研究会第1幕として、宮地尚子(本学社会学研究科 教授)より「科学と社会の未来研究センター」について説明があり、浅川雄一朗氏より本研究会の趣旨説明・講演がありました。
第2幕では、”GOKAN tech workshop”として、参加者は開発者をはじめとする方々から説明を受けながら、実際に五感に関する技術を体験しました。
第3幕では、松田朋春氏よる「白い紙ワークショップ」が行われ、8種類の紙を自ら触れ、感じ分けながら言葉にしていました。こちらの成果物は『指と言葉』として公開いたします。
最後に、研究会で参加者が同じ体験をしたことを踏まえながら、ディスカッションを行い、科学と社会の未来を構想するうえで示唆に富む議論が交わされました。
「白い紙ワークショップ」にて参加者がつくった詩を、紙ごとに一編の詩として構成された全八編の詩集です。こちらの詩集は松田朋春氏がまとめてくださりました。(こちらをクリックすると詩集を読むことができます)
参加記①はこちら(▼をクリックすると本文を折りたたむことができます。)
今回の研究会を通して、自らが感じたことを、言葉にすることの難しさと大切さを学んだように思う。会場には村田製作所が開発している製品や技術が展示されており、研究会のはじめに実際に見学し、体感する機会があった。このときMREやパプティクスといった技術に触れた感覚を近くにいた松田さんに聞かれた。実際に触れるなかで確かに振動の変化や、物質の硬さの違いを指先で感じることができたが、その変化や違いは何なのかがうまく言語化できなかった。確かに違うのは分かるのだけど、何が違うのかが説明しきれないような感じがした。そしてそのあと松田さんに技術の仕組みを教えていただいたことで、自分の感覚が何であったのかが分かって納得したのだが、自分自身で言葉にできなかったことが心残りだった。言い換えれば、自身が五感で知覚したものを感じ分け、そして言葉にすることができていなかったのだと思う。
そのあと松田さんのワークショップに参加したが、それぞれ質感が異なる8枚の白い紙を指先で触りながら、自身の感じたことを言葉で表現する作業を通して、学ぶことが多かった。決められた答えがあるわけでもなく、最初のうちは言葉にするのが難しく感じたが、思い切って自分の感じたこと、イメージしたことを紙に書いてみると、意外と自分の中で納得するような表現ができたような気がする。また参加者には同じ紙のセットが配られた一方で、それぞれ感じ方や表現のしかたが異なり、同じものでも同じではないというのが興味深かった。このように自らの感覚がどのようなものなのか切り分けながら言葉にしていくこと(ほかの参加者の言葉を借りれば、感覚を翻訳すること)、そして一人ひとりの感じ方の違いを知っていくことは、社会と技術との関係性を構想していくうえで、鍵になるのではないか。

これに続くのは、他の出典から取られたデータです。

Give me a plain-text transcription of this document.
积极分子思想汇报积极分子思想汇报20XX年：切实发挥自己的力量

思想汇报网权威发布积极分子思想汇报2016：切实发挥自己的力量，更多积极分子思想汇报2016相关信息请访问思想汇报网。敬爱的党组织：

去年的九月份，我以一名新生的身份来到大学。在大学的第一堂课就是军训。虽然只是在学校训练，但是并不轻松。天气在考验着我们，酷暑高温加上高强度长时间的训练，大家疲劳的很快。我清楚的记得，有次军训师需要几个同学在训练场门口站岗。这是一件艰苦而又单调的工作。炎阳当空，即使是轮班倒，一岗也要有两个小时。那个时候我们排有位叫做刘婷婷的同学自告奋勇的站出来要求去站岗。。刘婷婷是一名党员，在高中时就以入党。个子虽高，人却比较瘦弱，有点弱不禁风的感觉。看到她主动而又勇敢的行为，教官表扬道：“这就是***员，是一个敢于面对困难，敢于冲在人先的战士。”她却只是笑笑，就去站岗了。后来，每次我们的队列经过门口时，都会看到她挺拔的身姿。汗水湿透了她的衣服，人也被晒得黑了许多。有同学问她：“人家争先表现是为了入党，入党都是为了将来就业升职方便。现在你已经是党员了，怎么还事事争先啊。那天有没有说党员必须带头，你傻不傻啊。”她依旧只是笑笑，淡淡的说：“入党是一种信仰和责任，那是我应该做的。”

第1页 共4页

研究会の感想共有のところで、村田製作所の社員の方が、技術に偶然があってはいけない、一人ひとり感じ方が違うのはご法度だとお話しされていたのが印象的だった。話が少しズレるが、私たちの社会では技術発展の恩恵を多分に受けて、便利な生活を送れている。日常生活の中で、あらゆる情報があふれ、私たちは一定の速度感をもって多くのことを知覚している。ただ、その速度感ゆえに、知覚したことを深く考えることはないだろうし、知覚を生み出す技術の仕組みもよくわかっていないように思う。ここで話を戻すならば、今回の研究会のように、偶然がないはずの技術に触れて、何を感じ・考えるのか、一人ひとり異なる感覚から技術の在り方をどのように意味づけていくのか、このコミュニケーションの反復こそが、人間が広い意味で豊かに生きていくためのイノベーションを生み出す一つの手がかりになるように感じる。

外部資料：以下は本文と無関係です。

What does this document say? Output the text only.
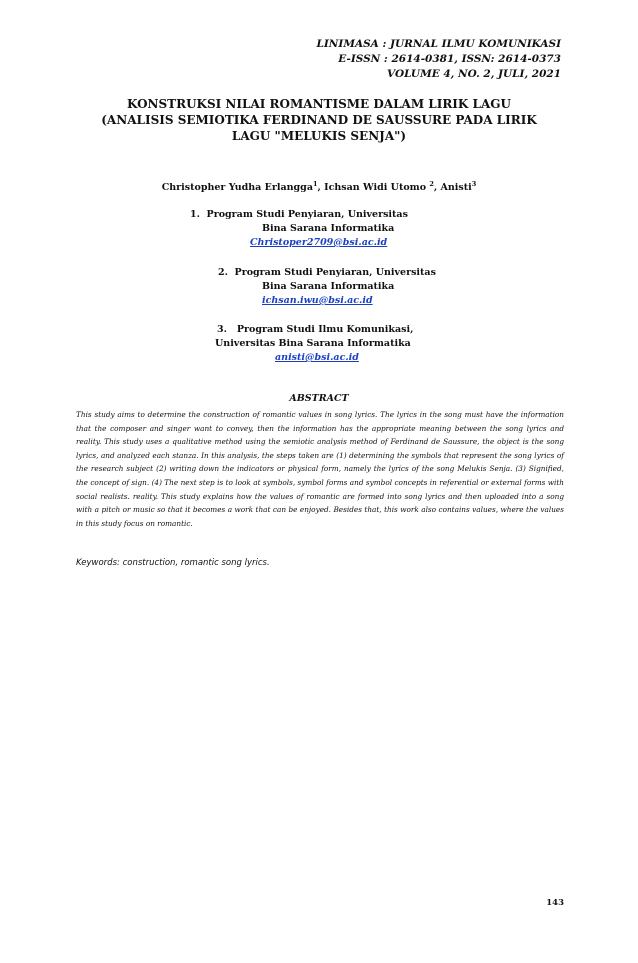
LINIMASA : JURNAL ILMU KOMUNIKASI
E-ISSN : 2614-0381, ISSN: 2614-0373
VOLUME 4, NO. 2, JULI, 2021
KONSTRUKSI NILAI ROMANTISME DALAM LIRIK LAGU
(ANALISIS SEMIOTIKA FERDINAND DE SAUSSURE PADA LIRIK
LAGU "MELUKIS SENJA")
Christopher Yudha Erlangga$^1$, Ichsan Widi Utomo $^2$, Anisti$^3$
1. Program Studi Penyiaran, Universitas
Bina Sarana Informatika
Christoper2709@bsi.ac.id
2. Program Studi Penyiaran, Universitas
Bina Sarana Informatika
ichsan.iwu@bsi.ac.id
3. Program Studi Ilmu Komunikasi,
Universitas Bina Sarana Informatika
anisti@bsi.ac.id
ABSTRACT
This study aims to determine the construction of romantic values in song lyrics. The lyrics in the song must have the information that the composer and singer want to convey, then the information has the appropriate meaning between the song lyrics and reality. This study uses a qualitative method using the semiotic analysis method of Ferdinand de Saussure, the object is the song lyrics, and analyzed each stanza. In this analysis, the steps taken are (1) determining the symbols that represent the song lyrics of the research subject (2) writing down the indicators or physical form, namely the lyrics of the song Melukis Senja. (3) Signified, the concept of sign. (4) The next step is to look at symbols, symbol forms and symbol concepts in referential or external forms with social realists. reality. This study explains how the values of romantic are formed into song lyrics and then uploaded into a song with a pitch or music so that it becomes a work that can be enjoyed. Besides that, this work also contains values, where the values in this study focus on romantic.
Keywords: construction, romantic song lyrics.
143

参加記②はこちら(▼をクリックすると本文を折りたたむことができます。)
今回は初の対面による研究会で、しかも村田製作所みなとみらいイノベーション
センターという特別な場所で開催された。
まず、元村田製作所の社員で現在はAppleにおつとめの浅川雄一郎さんが全体のファシリテーションをしてくださり、村田製作所の最先端の科学技術のショールームを体験したり、研究開発チームの方によるプレゼンテーションをお聞きした。そのプレゼンでは、電磁波が加わることでその物の柔らかさが変化するという新しい技術についてだった。そして、将来それがどのように社会の中で有効活用できるか模索中であることも話されていた。思えば、わたしたちの身の回りにある人工的に作られたものは全て、経年劣化や激しい気温の差が生じない限りは、ずっと一定の固さである。このパソコンのキーボードが、突然ふにゃふにゃになると大変だ。この椅子が、急にふわふわ柔らかくなったり、コンクリのようにカチカチになってしまったならば、おちおちこの椅子に身を任せることができない。物の柔らかさ/固さの変化にまつわる研究は、ある意味わたしたちの暮らしの前提を揺るがすものだと思った。その中で、わたしが関心を持ったのは、柔らかさ/固さの指標についてだ。科学的に数値化した指標があるものを、赤ちゃんのほっぺた、羊羹、消しゴムなどの具体例に置き換えられていたのだが、それは、その物に触れることなく、柔らかさの共通項を人と共有するアイデアだろう。しかし、実際は、ほっぺたも羊羹も消しゴムも個々の種類によって異なる弾力であるので、ここでは、あくまでそのもののイメージの共有が試みられている。数値化できるものをイメージに置き換えた時、実はそれが曖昧であるにもかからわず、一定程度の共通して理解した感覚があることに興味をもった。例えば、オノマトペで言い表した場合(日本語という制
約はあるが)、よりグラデーションのある指標を言葉で作り出せるかもしれない。
後半は、アートプロデューサーで詩人の松田朋春さんによる「白い紙ワークョップ」が行われた。異なる質感の8枚の白い紙に触れ、その感触を自由に言い換える。文末を「~のような白い紙」と定型にすることで8文の詩ができあがるというものだ。8枚それぞれの肌理や手触り、色の違い、表裏の違い、固さや張りを確かめ、それを描写するのみならず、過去の記憶からこの感じに近しいものを捻り出す。触れるという身体的で直接的なことをしながら、脳内の記憶を探るというチグハグな感覚が楽しく、そしてどこか懐かしいような感覚になった。参加者の方の詩もどれも素晴らしく、どこかその人の子どもの頃が想起させられるようなものも多かった気がする。松田さんは、このワークショップを通じて「品質教育」という視点を提示されていた。芸術体験の機会はある一方で、それを享受する際の判断基準を養う品質教育は疎かにされてきた現代なのかもしれない。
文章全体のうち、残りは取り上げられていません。